The whole case is a load of crap.

Can anyone honestly believe that, with all the BS that transpires in DC, they can't pin something REAL on anyone?

I don't know much about Scooter Libby, but even if the guy is the most corrupt man alive, THIS case isn't worth the paper it's scribbled on.

cosine
April 6, 2006, 02:37 PM
Can anyone honestly believe that, with all the BS that transpires in DC, they can't pin something REAL on anyone?

The point is, if they did pin something real on someone up there in DC, in order to be consistant they would have pin something real on everyone in DC. There would be no one left on Capitol hill. They don't want that to happen, do they?

bakert
April 6, 2006, 02:46 PM
I may be wrong but I think this whole mess revolves around a certain prosecutor trying to make a name for himself with urgings from a lot of liberal politicos!!:mad:

ball3006
April 6, 2006, 02:49 PM
the news media, dimocrats and Liddy have an axe to grind........To those three, an alligation is as good as a conviction.......chris3

thereisnospoon
April 6, 2006, 02:51 PM
This exerpt from the 3RD paragraph...

There was no indication in the filing that either Bush or Cheney authorized Libby to disclose Valerie Plame's CIA identity.

I voted for Bush twice:barf: and think he's doing a terrible job at managing things at home, so don't count me among the kool-aid drinkers.

However, if you're going to attack, get the facts right first!

ArmedBear
April 6, 2006, 02:53 PM
The headline reminds me of the Simpson's episode where the saleswoman knocks on the door and says, "Marge Simpson? Your baby is DEAD!"

When they let her in, she says, "That's what you would hear if..." and launches into a sales pitch.

Beren
April 6, 2006, 03:08 PM
However, if you're going to attack, get the facts right first!

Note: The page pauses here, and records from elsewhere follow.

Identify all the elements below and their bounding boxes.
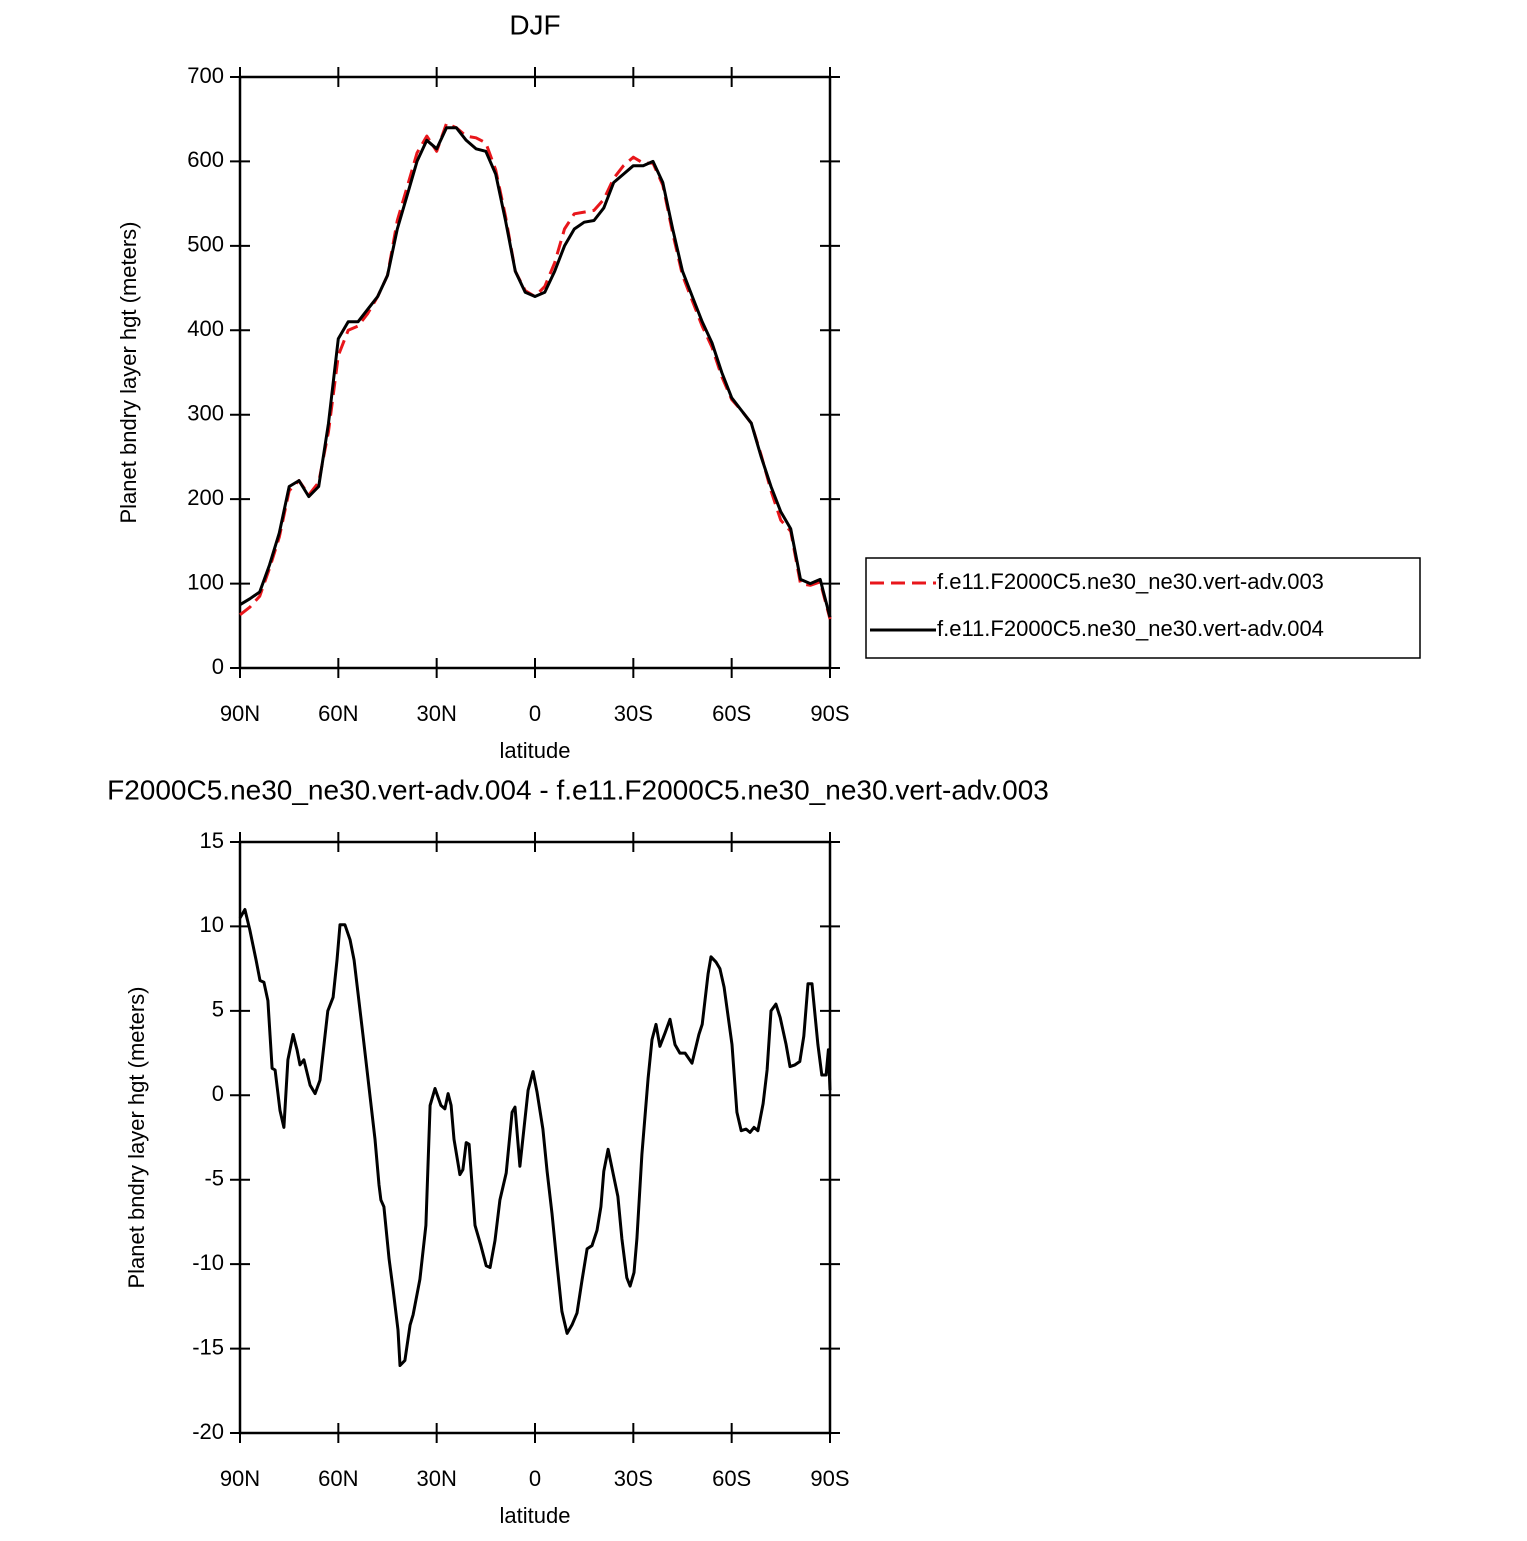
y-tick-label: 700	[187, 63, 224, 88]
y-tick-label: 200	[187, 485, 224, 510]
y-tick-label: 5	[212, 997, 224, 1022]
x-tick-label: 60S	[712, 701, 751, 726]
x-tick-label: 30N	[416, 701, 456, 726]
y-tick-label: -15	[192, 1334, 224, 1359]
y-tick-label: -20	[192, 1419, 224, 1444]
x-tick-label: 0	[529, 1466, 541, 1491]
x-tick-label: 90S	[810, 1466, 849, 1491]
x-tick-label: 90S	[810, 701, 849, 726]
plot-frame	[238, 75, 832, 670]
y-axis-label: Planet bndry layer hgt (meters)	[116, 221, 141, 523]
x-tick-label: 60N	[318, 701, 358, 726]
x-tick-label: 60S	[712, 1466, 751, 1491]
x-tick-label: 90N	[220, 1466, 260, 1491]
y-tick-label: 0	[212, 654, 224, 679]
legend-box	[865, 557, 1421, 659]
data-line	[239, 121, 832, 620]
data-line	[238, 908, 832, 1367]
chart-title: DJF	[509, 9, 560, 40]
x-axis-label: latitude	[500, 1503, 571, 1528]
chart-title: F2000C5.ne30_ne30.vert-adv.004 - f.e11.F…	[107, 774, 1049, 805]
y-tick-label: 500	[187, 232, 224, 257]
legend-label: f.e11.F2000C5.ne30_ne30.vert-adv.003	[937, 569, 1324, 594]
y-tick-label: 400	[187, 316, 224, 341]
y-tick-label: -10	[192, 1250, 224, 1275]
x-tick-label: 30N	[416, 1466, 456, 1491]
x-axis-label: latitude	[500, 738, 571, 763]
legend-label: f.e11.F2000C5.ne30_ne30.vert-adv.004	[937, 616, 1324, 641]
y-tick-label: 10	[200, 912, 224, 937]
y-tick-label: 100	[187, 569, 224, 594]
x-tick-label: 60N	[318, 1466, 358, 1491]
x-tick-label: 30S	[614, 701, 653, 726]
y-tick-label: 600	[187, 147, 224, 172]
x-tick-label: 0	[529, 701, 541, 726]
y-axis-label: Planet bndry layer hgt (meters)	[124, 986, 149, 1288]
plot-frame	[238, 840, 832, 1435]
y-tick-label: 300	[187, 401, 224, 426]
y-tick-label: 15	[200, 828, 224, 853]
y-tick-label: 0	[212, 1081, 224, 1106]
x-tick-label: 30S	[614, 1466, 653, 1491]
data-line	[239, 126, 832, 618]
x-tick-label: 90N	[220, 701, 260, 726]
y-tick-label: -5	[204, 1166, 224, 1191]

You might follow your own advice and read the second post of this thread. :neener:

Helmetcase
April 6, 2006, 03:10 PM
I may be wrong but I think this whole mess revolves around a certain prosecutor trying to make a name for himself with urgings from a lot of liberal politicos!!
Yup, you're wrong. Fitzgerald is a Republican.

Thanks for playing!

And I thought the Republicans were the party of NatSec...since when is playing political football with a CIA operative's work part and parcel of NatSec? Ooops.

the Juggernaut
April 6, 2006, 04:14 PM
The thing that scares me the most about all these scandals in the Republican party is that this could cause a shift where the Democrats control both the Executive and Congress. I would not be surprised to see them push through major gun banning legislation. I am not in either party, but I firmly believe that the best mix is to have one party in the executive and one party control Congress so neither can just do what they want and I feel that the six years the Republicans have controled both is a major factor in the party corruption we've seen. I'm dreading 2006 and 2008. The Republican party needs to get back to the platform and the Democrats need to change their stance on God, religion, and guns. I am not a Christian myself, but the image I see from the Democrats is not a "war on Christianity" but it isn't friendly either. I'm not surprised either that liberals who push for their political rights freak out when the Christian-right pushes for what they believe in. Ok I'm on a tangent. What were we talking about again!:neener:

CAnnoneer
April 6, 2006, 04:18 PM
What has been happening in the past 6 years only demonstrates the significant erosion of the system of checks and balances. When the weaknesses and failures of a few flawed men become the weaknesses and failures of an entire government, we no longer live in a democracy or even in a republic.

TX1911fan
April 6, 2006, 05:40 PM
It is completely within the President's discretion to declassify materials. It happens ALL the time. The fact that Plame's name was in the declassified materials is irrelevant. She was not covert at the time, and had not been covert in the field in over 6 years, thereby not qualifying for protection anyway. Remember, Libby is NOT on trial for leaking her name. He is on trial for obstruction of justice. He lied about something during the investigation. The fact that Plame's name was leaked is of no import to Libby's trial. Libby disclosed the fact of the declassification of materials, and the press and Bush haters now want to make this a big deal. IT IS NOT, nor has it ever been. Even if President Bush himself had provided to teh press that Valerie Plame was Joe Wilson's wife, it would not have been a violation of the law because she had not been covert for more than 6 years. This is a complete non-issue.

shermacman
April 6, 2006, 05:52 PM
Look how the Antique Media can fuel Bush Derangement Syndrome. As long as an item can potentially smear the President, the Antique Media will publish it and the Pavlov dogs here in the new media will fall for it.

Lobotomy Boy
April 6, 2006, 05:54 PM
Keep telling yourself it's a non-issue. Sooner or later this administration's habit of shaping laws around its own foul behavior is going to catch up with it.

From the CNN.com article:

According to Miller's grand jury testimony, Libby told her about Plame's CIA status in the July 8, 2003 conversation that took place shortly after the White House aide -- according to the new court filing -- was authorized by Bush through Cheney to disclose sensitive intelligence about Iraq and WMD contained in a National Intelligence Estimate.
I'm no fan of Miller's, but she testified that Libby told her about Plame's identity at the authorization of Bush, through Cheney. That's not what Libby is saying, but remember, the man is under indictment for lying under oath. We're supposed to believe him?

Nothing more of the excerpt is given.